Updated: December 13, 2019 10:09 AM
Created: December 12, 2019 11:34 PM
ALBANY - The bright neon sign in the window says "Open" for business, but according to Albany Mayor Kathy Sheehan, the Delaware Grocery at 36 Judson Street, on the corner of Second Street won't be open much longer.
"The residents asked that we close this store," Sheehan confirms.
The mayor says the corner store has become a crossroads of criminal activity, pointing out there have been three fatal shootings in the last year alone on the streets outside the mom and pop mini market.
Hundreds of glass encased sidewalk candles are still flickering following last week's latest murder.
"We're not accusing anybody of committing any crimes who own the property," Sheehan insists, "But that property has become a magnet for trouble and the owner has been unable to prevent that from happening."
That's why Sheehan became one of many West Hill Neighborhood signatories on a petition declaring the deli a community nuisance.
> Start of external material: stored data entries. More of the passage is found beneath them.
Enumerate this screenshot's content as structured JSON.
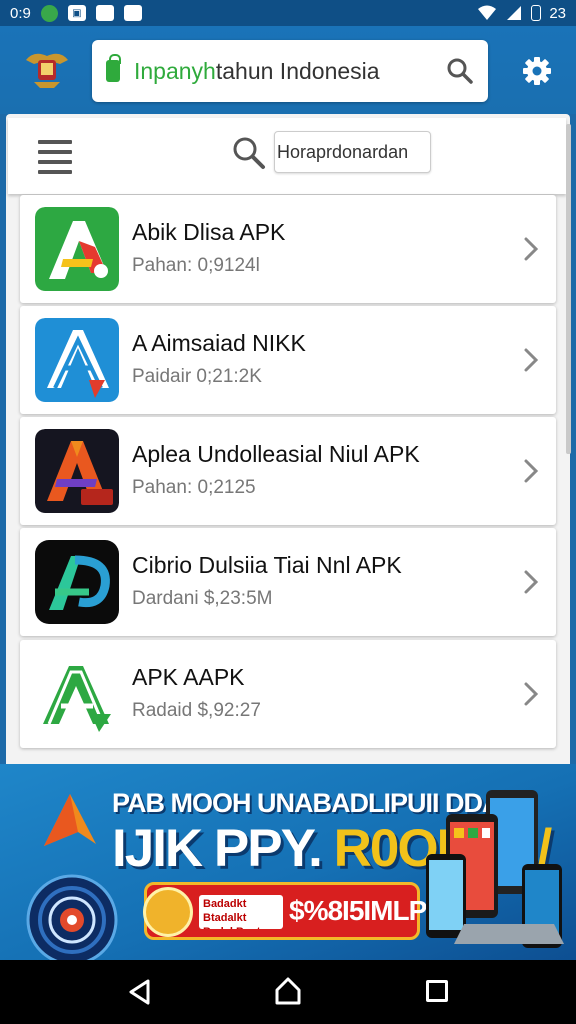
{
  "status_bar": {
    "time": "0:9",
    "battery": "23"
  },
  "browser": {
    "url_prefix": "Inpanyh",
    "url_rest": "tahun Indonesia"
  },
  "toolbar": {
    "search_value": "Horaprdonardan"
  },
  "apps": [
    {
      "name": "Abik Dlisa APK",
      "meta": "Pahan: 0;9124l",
      "icon": "apk-icon-green"
    },
    {
      "name": "A Aimsaiad NIKK",
      "meta": "Paidair 0;21:2K",
      "icon": "apk-icon-blue"
    },
    {
      "name": "Aplea Undolleasial Niul APK",
      "meta": "Pahan: 0;2125",
      "icon": "apk-icon-dark"
    },
    {
      "name": "Cibrio Dulsiia Tiai Nnl APK",
      "meta": "Dardani $,23:5M",
      "icon": "apk-icon-teal"
    },
    {
      "name": "APK AAPK",
      "meta": "Radaid $,92:27",
      "icon": "apk-icon-white"
    }
  ],
  "banner": {
    "line1": "PAB MOOH UNABADLIPUII DDAD",
    "line2_a": "IJIK PPY.",
    "line2_b": "R0OI OA/",
    "button_small": "Badadkt Btadalkt Badel Bost",
    "button_big": "$%8I5IMLP"
  },
  "colors": {
    "app_bar": "#1a73b8",
    "status_bar": "#0f4f86",
    "accent_green": "#2faa3c",
    "banner_button": "#d81f1f"
  }
}
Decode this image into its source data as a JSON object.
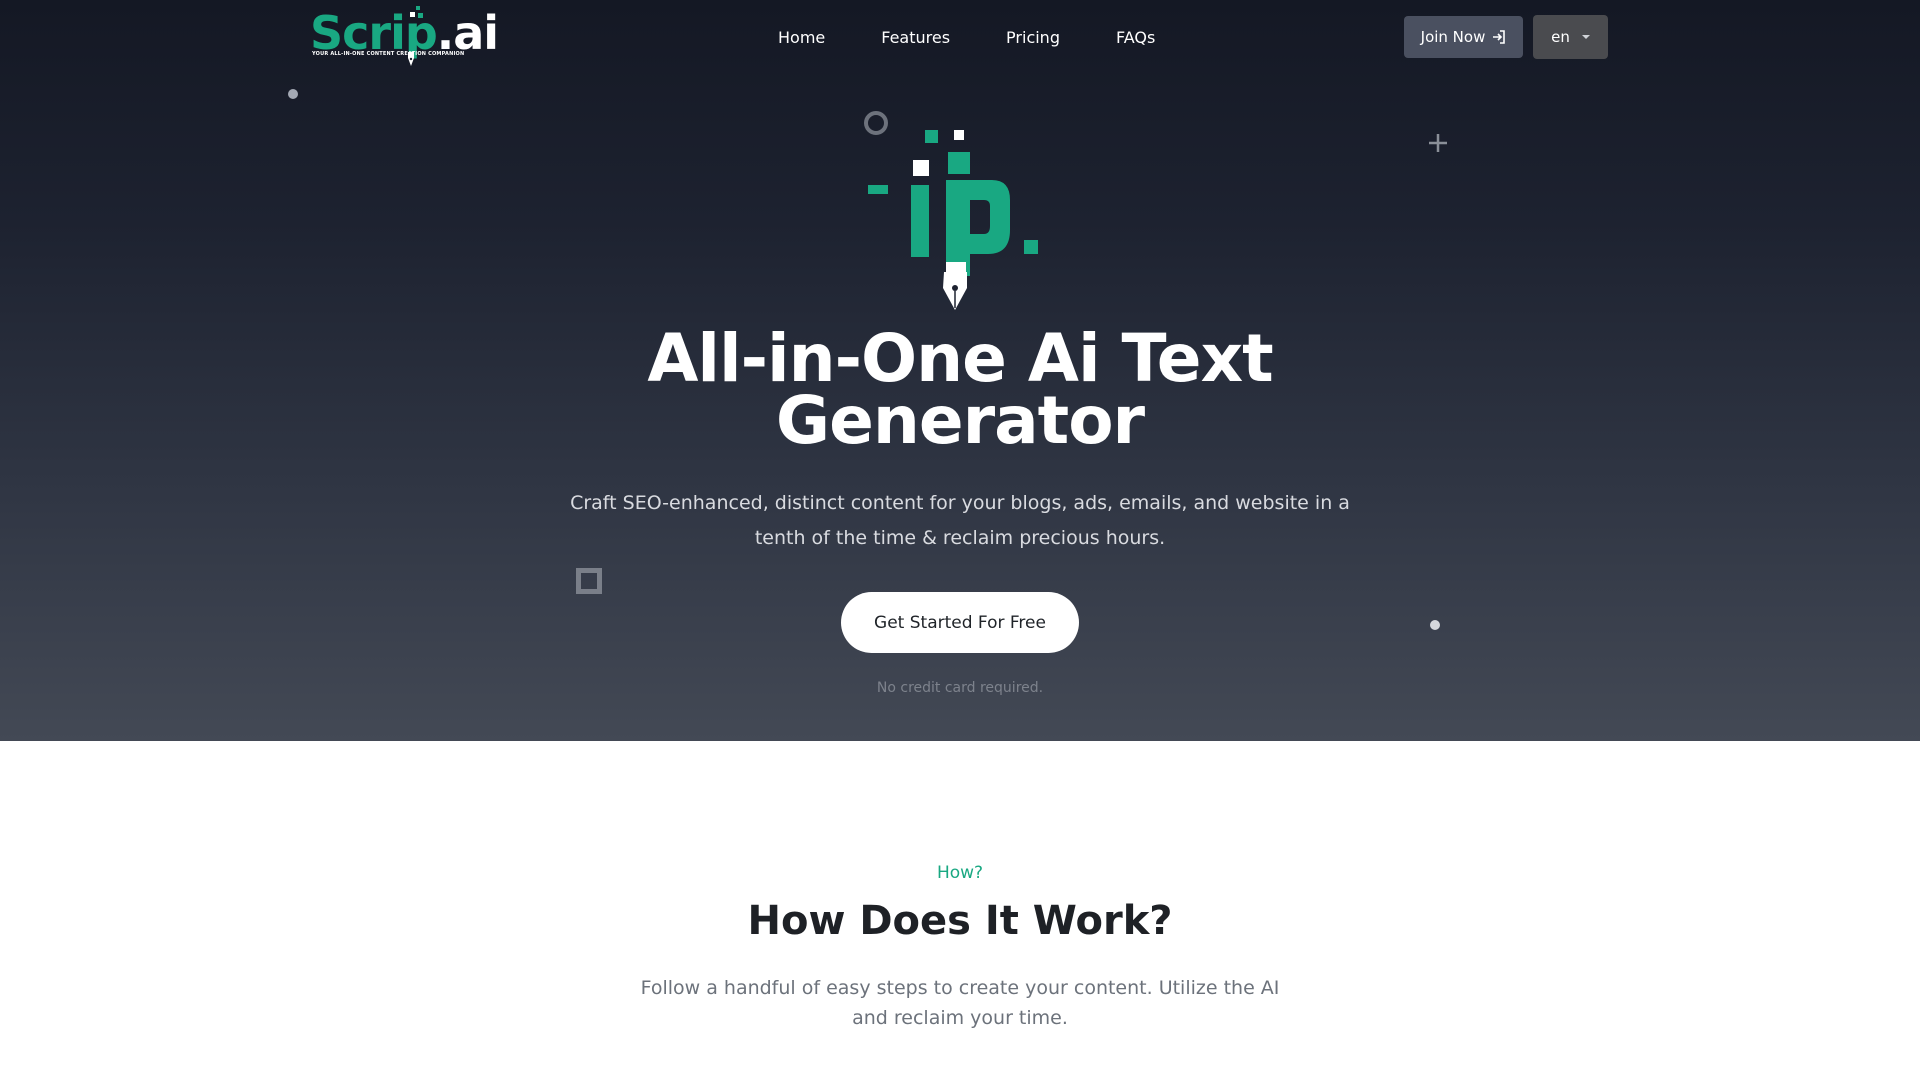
{
  "brand": {
    "name_green": "Scrip",
    "name_white": ".ai",
    "tagline": "YOUR ALL-IN-ONE CONTENT CREATION COMPANION"
  },
  "nav": {
    "links": [
      "Home",
      "Features",
      "Pricing",
      "FAQs"
    ],
    "join_label": "Join Now",
    "language": "en"
  },
  "hero": {
    "title": "All-in-One Ai Text Generator",
    "subtitle": "Craft SEO-enhanced, distinct content for your blogs, ads, emails, and website in a tenth of the time & reclaim precious hours.",
    "cta_label": "Get Started For Free",
    "note": "No credit card required."
  },
  "how": {
    "eyebrow": "How?",
    "title": "How Does It Work?",
    "subtitle": "Follow a handful of easy steps to create your content. Utilize the AI and reclaim your time."
  },
  "colors": {
    "accent": "#19a882",
    "hero_top": "#141824",
    "hero_bottom": "#434955",
    "button_dark": "#4a5060"
  },
  "icons": {
    "join": "sign-in-icon",
    "language": "chevron-down-icon",
    "pen": "fountain-pen-icon"
  }
}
"It's heart breaking," says Joyce Love, a city council member representing the Third Ward. "We deal with it every day. They want our help, they need our help and their children can not go outside an play."
According to Jahmel Robinson, who represents the Fifth Ward on the Common Council, businesses like the Delaware Grocery illustrate a systemic issue that has plagued the community for generations.
"We the community of West Hill are tired and fed up of establishments that have created a culture for criminal activity to thrive and survive," he says.
Meanwhile, Albany Police Chief Eric Hawkins calls the closing of the corner store a critical first step in the city's crime fighting strategy.
"We've devoted so many resources to address this issue," Chief Hawkins points out, "We're hearing things anecdotally and we're seeing data that shows a number of these incidents of violence have originated from activities in this location."
Activities that have apparently forced a difficult but necessary decision.
"When you're taking away a corner store, a resource for people, that is convenient for them, I want to insure that we aren't punishing the wrong people," Sheehan says.
The mayor says she's looking at a number of other properties were similar issues exist and where if business owners are unresponsive, there are likely going to be additional shut downs.